At their core Neural Networks consist of:
- *Layers*, which are combined into a *network* (or *model*)
- The *input data* and corresponding *targets*
- The *loss function*, which defines the feedback signal used for learning
- The *optimizer*, which determines how learning proceeds

![Neural Network Training Process Diagram](NN-Training-Process.svg "Neural Network Training Process Diagram")

### Layers

Different layers are appropriate for different tensor formats and different types of data processing.
- Simple vector data, stored in 2D tensors, is often processed by *densely connected*/*fully connected*/*dense* layers
- Sequence data, stored in 3D tensors, is typically processed by *recurrent* layers such as a `LTSM` layer
- Image data, stored in 4D tensors, is usually processed by 2D convolution layers like `Conv2D`

In [None]:
from keras import models
from keras import layers

model = models.Sequential()
model.add(layers.Dense(32, input_shape=(784,)))
model.add(layers.Dense(32)) # this layer infers its input shape from the output of the previous layer

### Models: Networks of Layers

A deep-learning model is a **directed, acyclic graph** of layers. Most commonly this is a linear stack of layers, but there are other network topologies
- Two-branch networks
- Multihead networks
- Inception blocks

Network topology defines a *hypothesis space* (constraining your *space of possibilities* to a specific series of tensor operations)

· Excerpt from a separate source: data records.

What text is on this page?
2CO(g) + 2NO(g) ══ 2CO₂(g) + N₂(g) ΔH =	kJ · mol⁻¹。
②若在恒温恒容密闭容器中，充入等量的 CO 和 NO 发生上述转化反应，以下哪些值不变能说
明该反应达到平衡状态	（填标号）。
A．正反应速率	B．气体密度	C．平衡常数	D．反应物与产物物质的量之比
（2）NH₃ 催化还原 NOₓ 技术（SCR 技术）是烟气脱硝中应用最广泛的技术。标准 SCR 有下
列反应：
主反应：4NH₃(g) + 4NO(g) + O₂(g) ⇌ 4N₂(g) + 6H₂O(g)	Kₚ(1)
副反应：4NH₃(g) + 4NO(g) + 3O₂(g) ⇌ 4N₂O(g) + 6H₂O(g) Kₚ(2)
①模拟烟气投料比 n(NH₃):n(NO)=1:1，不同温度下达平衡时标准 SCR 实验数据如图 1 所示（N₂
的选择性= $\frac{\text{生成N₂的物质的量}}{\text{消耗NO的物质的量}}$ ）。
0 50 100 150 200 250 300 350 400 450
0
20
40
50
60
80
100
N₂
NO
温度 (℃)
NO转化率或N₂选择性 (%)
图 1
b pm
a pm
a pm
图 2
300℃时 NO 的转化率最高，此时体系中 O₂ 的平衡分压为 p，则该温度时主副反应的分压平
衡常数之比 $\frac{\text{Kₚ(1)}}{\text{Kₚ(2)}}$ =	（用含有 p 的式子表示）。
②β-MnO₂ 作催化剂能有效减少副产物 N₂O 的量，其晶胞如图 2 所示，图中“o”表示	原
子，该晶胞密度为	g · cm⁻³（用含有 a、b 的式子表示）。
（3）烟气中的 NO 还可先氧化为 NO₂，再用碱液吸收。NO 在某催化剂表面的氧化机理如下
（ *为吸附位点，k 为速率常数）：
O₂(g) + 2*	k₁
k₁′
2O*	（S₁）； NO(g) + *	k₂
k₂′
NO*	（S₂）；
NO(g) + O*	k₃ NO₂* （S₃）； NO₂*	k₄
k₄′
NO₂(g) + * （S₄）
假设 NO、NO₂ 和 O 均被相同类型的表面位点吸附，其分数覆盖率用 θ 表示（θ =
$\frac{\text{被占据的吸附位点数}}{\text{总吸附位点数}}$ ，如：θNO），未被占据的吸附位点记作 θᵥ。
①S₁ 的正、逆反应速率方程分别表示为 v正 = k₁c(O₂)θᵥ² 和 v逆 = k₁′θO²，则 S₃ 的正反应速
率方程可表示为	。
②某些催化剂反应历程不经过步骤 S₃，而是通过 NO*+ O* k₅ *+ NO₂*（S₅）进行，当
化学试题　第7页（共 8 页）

### Loss Functions and Optimizers

- *Loss Function*/*Objective Function* : The quantity that will be minimized during training. It represents a measure of success for the task at hand.
- *Optimizer* : Determines how the network will be updated based on the loss function. It implements a specific variant of stochastic gradient descent (SGD).

For multiloss networks, all losses are averaged into a single quantity so we can still find compute gradient.

Choosing the right objective function is *extremely* important. Choose a loss function that embodies the *right* constraints for your problem, so that minimization correlates with model success.